Warto w tym miejscu dodać, że tryb pulpitu jest w pewnym sensie oddzielny od podstawowego systemu. Aplikacje uruchomione w trybie tabletu takie jak na przykład przeglądarka nie przenoszą wszystkich danych na pulpit. Dla przykładu, jeżeli otworzycie kilka kart w przeglądarce, a potem przejdziecie do trybu pulpitu, przeglądarka będzie pusta.
Tablet doskonały?
Po tym wszystkim można by powiedzieć, że nie jest to urządzenie pozbawione wad, ale oferuje ogromne możliwości, zarówno w sferze pracy jak i rozrywki. Nie obędzie się w tym miejscu bez jednego ogromnego „ALE”. Jak już doskonale wiecie, Huawei od drugiej połowy zeszłego roku ma dość mocno „na pieńku” z USA, co przełożyło się na brak możliwości aktywnej współpracy z Google. Co za tym idzie na MatePad Pro nie znajdziecie usług Google i jest to jeden z największych problemów tego sprzętu.

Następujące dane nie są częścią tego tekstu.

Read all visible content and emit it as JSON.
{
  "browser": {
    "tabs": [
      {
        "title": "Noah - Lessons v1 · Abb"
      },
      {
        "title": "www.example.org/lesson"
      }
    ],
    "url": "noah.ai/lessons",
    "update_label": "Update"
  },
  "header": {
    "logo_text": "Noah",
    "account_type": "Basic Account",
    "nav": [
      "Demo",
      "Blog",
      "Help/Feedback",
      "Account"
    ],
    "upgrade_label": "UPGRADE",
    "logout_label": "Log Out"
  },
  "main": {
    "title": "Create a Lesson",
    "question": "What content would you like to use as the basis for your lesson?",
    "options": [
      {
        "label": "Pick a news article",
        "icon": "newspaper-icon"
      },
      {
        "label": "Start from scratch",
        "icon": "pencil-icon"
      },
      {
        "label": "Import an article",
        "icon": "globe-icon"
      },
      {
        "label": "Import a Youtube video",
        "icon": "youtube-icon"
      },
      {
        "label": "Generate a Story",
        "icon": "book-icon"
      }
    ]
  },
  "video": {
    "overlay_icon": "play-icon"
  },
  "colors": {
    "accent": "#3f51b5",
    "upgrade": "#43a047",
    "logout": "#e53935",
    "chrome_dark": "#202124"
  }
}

Brak tego typu usług można w pewnym stopniu przeboleć na smartfonie, media społecznościowe udostępniają pakiety instalacyjne na stronach, a zapotrzebowanie na tego typu aplikacje sprawi, że trafią w pierwszej kolejności do AppGallery. Niestety brak preinstalowanych usług Google jest zarówno wadą i zaletą tego urządzenia. Wiele osób wciąż nie potrafi sobie wyobrazić urządzenia bez dostępu do tych, nie ma co się oszukiwać podstawowych aplikacji. Z kolei znajdzie się też całkiem spore grono osób, które za wszelką cenę próbują się od Google po prostu odciąć.

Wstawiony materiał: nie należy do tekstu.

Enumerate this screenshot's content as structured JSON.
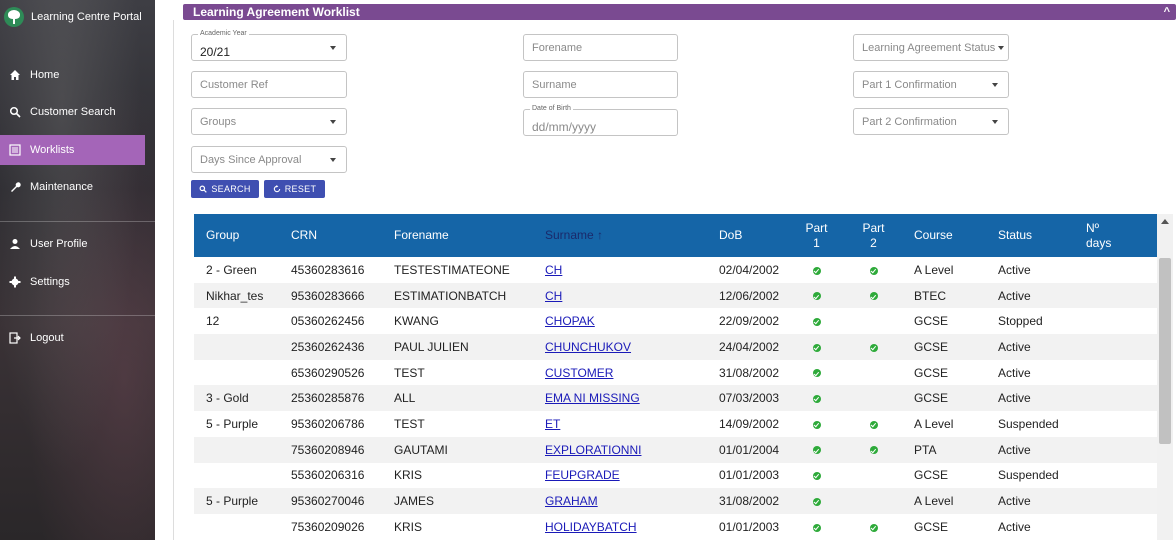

Zanim jednak będziemy mówić o pełnoprawnej konkurencji przed Huawei jeszcze sporo pracy, bowiem AppGallery drastycznie podcina skrzydła możliwościom MatePad’a Pro. Nie znajdziecie tutaj aplikacji pozwalających maksymalnie wykorzystać możliwości rysika M-Pencil. Nie ma mowy o aplikacjach z pakietu Adobe, w których Kirin 990 mógłby zabłysnąć. W AppGallery brakuje też aplikacji wykorzystywanych przez firmy takich jak Microsoft Teams, Zoom czy Slack. Bez tego wszystkiego trudna nazwać Matepad’a Pro urządzeniem zdolnym zastąpić laptopa.
Z drugiej strony tablet jest też w ten sam sposób ograniczany, jeżeli chodzi o rozrywkę. Połączenie świetnego ekranu i głośników doskonale sprawdziłoby się przy oglądaniu filmów, jednak znów pojawia się problem braku aplikacji. Co więcej, o ile niektóre usługi pozwalają na obsługę ich serwisów przez przeglądarkę. To dla przykładu Netflix skutecznie zablokował taką możliwość, nawet przy użyciu trybu pulpitu i przeglądarki wymuszającej wersję dla komputerów serwis po prostu odmawia współpracy.

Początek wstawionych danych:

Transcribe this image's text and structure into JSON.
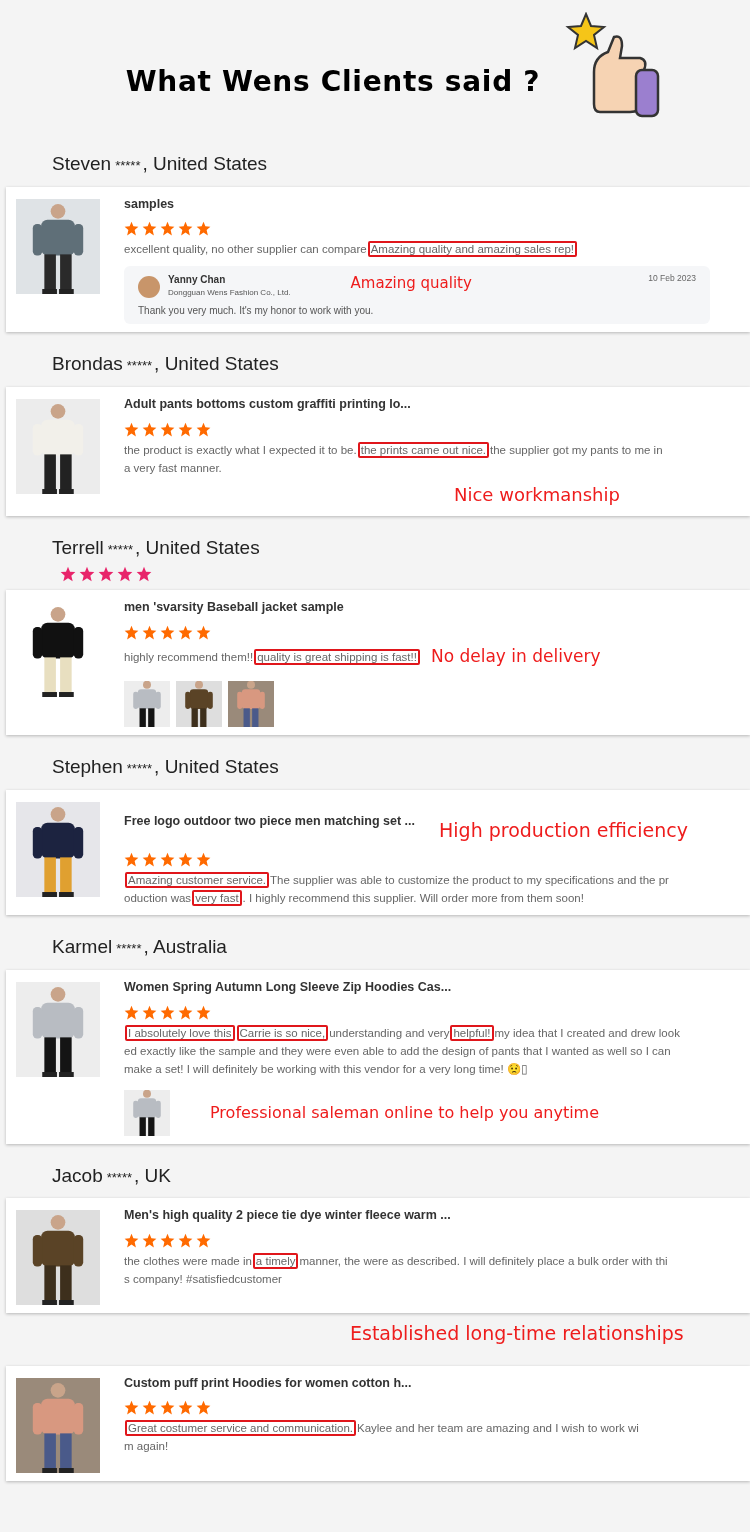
{
  "title": "What Wens Clients said ?",
  "reviews": [
    {
      "reviewer": "Steven",
      "mask": "*****",
      "location": ", United States",
      "product": "samples",
      "stars": 5,
      "photo": {
        "kind": "picture"
      },
      "comment_lines": [
        [
          {
            "text": "excellent quality, no other supplier can compare",
            "highlighted": false
          },
          {
            "text": "Amazing quality and amazing sales rep!",
            "highlighted": true
          }
        ]
      ],
      "reply": {
        "name": "Yanny Chan",
        "company": "Dongguan Wens Fashion Co., Ltd.",
        "date": "10 Feb 2023",
        "message": "Thank you very much. It's my honor to work with you.",
        "callout": "Amazing quality"
      }
    },
    {
      "reviewer": "Brondas",
      "mask": "*****",
      "location": ", United States",
      "product": "Adult pants bottoms custom graffiti printing lo...",
      "stars": 5,
      "photo": {
        "kind": "picture"
      },
      "comment_lines": [
        [
          {
            "text": "the product is exactly what I expected it to be.",
            "highlighted": false
          },
          {
            "text": "the prints came out nice.",
            "highlighted": true
          },
          {
            "text": "the supplier got my pants to me in",
            "highlighted": false
          }
        ],
        [
          {
            "text": "a very fast manner.",
            "highlighted": false
          }
        ]
      ],
      "callout": {
        "text": "Nice workmanship",
        "kind": "below"
      }
    },
    {
      "reviewer": "Terrell",
      "mask": "*****",
      "location": ", United States",
      "header_rating": {
        "stars": 5
      },
      "product": "men 'svarsity Baseball jacket sample",
      "stars": 5,
      "photo": {
        "kind": "picture"
      },
      "comment_lines": [
        [
          {
            "text": "highly recommend them!!",
            "highlighted": false
          },
          {
            "text": "quality is great shipping is fast!!",
            "highlighted": true
          }
        ]
      ],
      "callout": {
        "text": "No delay in delivery",
        "kind": "inline"
      },
      "photos": [
        {
          "kind": "picture"
        },
        {
          "kind": "picture"
        },
        {
          "kind": "picture"
        }
      ]
    },
    {
      "reviewer": "Stephen",
      "mask": "*****",
      "location": ", United States",
      "product": "Free logo outdoor two piece men matching set ...",
      "stars": 5,
      "photo": {
        "kind": "picture"
      },
      "comment_lines": [
        [
          {
            "text": "Amazing customer service.",
            "highlighted": true
          },
          {
            "text": "The supplier was able to customize the product to my specifications and the pr",
            "highlighted": false
          }
        ],
        [
          {
            "text": "oduction was",
            "highlighted": false
          },
          {
            "text": "very fast",
            "highlighted": true
          },
          {
            "text": ". I highly recommend this supplier. Will order more from them soon!",
            "highlighted": false
          }
        ]
      ],
      "callout": {
        "text": "High production efficiency",
        "kind": "title"
      }
    },
    {
      "reviewer": "Karmel",
      "mask": "*****",
      "location": ", Australia",
      "product": "Women Spring Autumn Long Sleeve Zip Hoodies Cas...",
      "stars": 5,
      "photo": {
        "kind": "picture"
      },
      "comment_lines": [
        [
          {
            "text": "I absolutely love this",
            "highlighted": true
          },
          {
            "text": "Carrie is so nice,",
            "highlighted": true
          },
          {
            "text": "understanding and very",
            "highlighted": false
          },
          {
            "text": "helpful!",
            "highlighted": true
          },
          {
            "text": "my idea that I created and drew look",
            "highlighted": false
          }
        ],
        [
          {
            "text": "ed exactly like the sample and they were even able to add the design of pants that I wanted as well so I can",
            "highlighted": false
          }
        ],
        [
          {
            "text": "make a set! I will definitely be working with this vendor for a very long time! 😟▯",
            "highlighted": false
          }
        ]
      ],
      "callout": {
        "text": "Professional saleman online to help you anytime",
        "kind": "photos"
      },
      "photos": [
        {
          "kind": "picture"
        }
      ]
    },
    {
      "reviewer": "Jacob",
      "mask": "*****",
      "location": ", UK",
      "product": "Men's high quality 2 piece tie dye winter fleece warm ...",
      "stars": 5,
      "photo": {
        "kind": "picture"
      },
      "comment_lines": [
        [
          {
            "text": "the clothes were made in",
            "highlighted": false
          },
          {
            "text": "a timely",
            "highlighted": true
          },
          {
            "text": "manner, the were as described. I will definitely place a bulk order with thi",
            "highlighted": false
          }
        ],
        [
          {
            "text": "s company! #satisfiedcustomer",
            "highlighted": false
          }
        ]
      ],
      "callout": {
        "text": "Established long-time relationships",
        "kind": "after"
      }
    },
    {
      "product": "Custom puff print Hoodies for women cotton h...",
      "stars": 5,
      "photo": {
        "kind": "picture"
      },
      "comment_lines": [
        [
          {
            "text": "Great costumer service and communication.",
            "highlighted": true
          },
          {
            "text": "Kaylee and her team are amazing and I wish to work wi",
            "highlighted": false
          }
        ],
        [
          {
            "text": "m again!",
            "highlighted": false
          }
        ]
      ]
    }
  ]
}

Oczywiście istnieją takie sposoby jak między innymi APK Pure, które umożliwiają pobranie czystych plików „.apk” i ich zainstalowanie na tablecie. Jednak w tym miejscu też pojawia się inny problem, ponieważ nie wszystkie działają. Niekiedy aplikacje nawet po pobraniu i instalacji po prostu się nie uruchomią. Istnieją też sposoby na doinstalowanie usług Google, taka metoda także niesie ze sobą spore ryzyko zainfekowania urządzenia niechcianym oprogramowaniem. W momencie, kiedy rozpoczęły się problemy Huawei’a, Internet został wręcz zalany instalatorami usług Google, jednak nie wszystkie z nich instalowały tylko aplikacje giganta z Mountain View.
Podsumowanie
Huawei MatePad Pro to świetny sprzęt, oferuje wydajność z najwyższej półki, długi czas pracy na baterii i flagowe podzespoły. Łączy też świetny ekran, głośniki oraz wsparcie dla akcesoriów takich klawiatura czy rysik M-Pencil. To wszystko za niezwykle atrakcyjną cenę. Jednak tym, co sprawia, że trudno jest polecić ten tablet to brak usług Google oraz wciąż za mała biblioteka aplikacji, jaka jest oferowana w sklepie AppGallery.
Nie są to oczywiście przeciwności, których nie da się obejść jednak wymagają czasu, a efekty niektórych z nich mogą po prostu nie wystarczyć. Jeżeli więc nie macie ochoty kombinować, żeby wszystko działało po waszej myśli to niestety nie jest to sprzęt dla was. Niemniej jednak wciąż jest to świetny tablet, który przy odpowiednim wysiłku będzie wam służyć przez długi czas.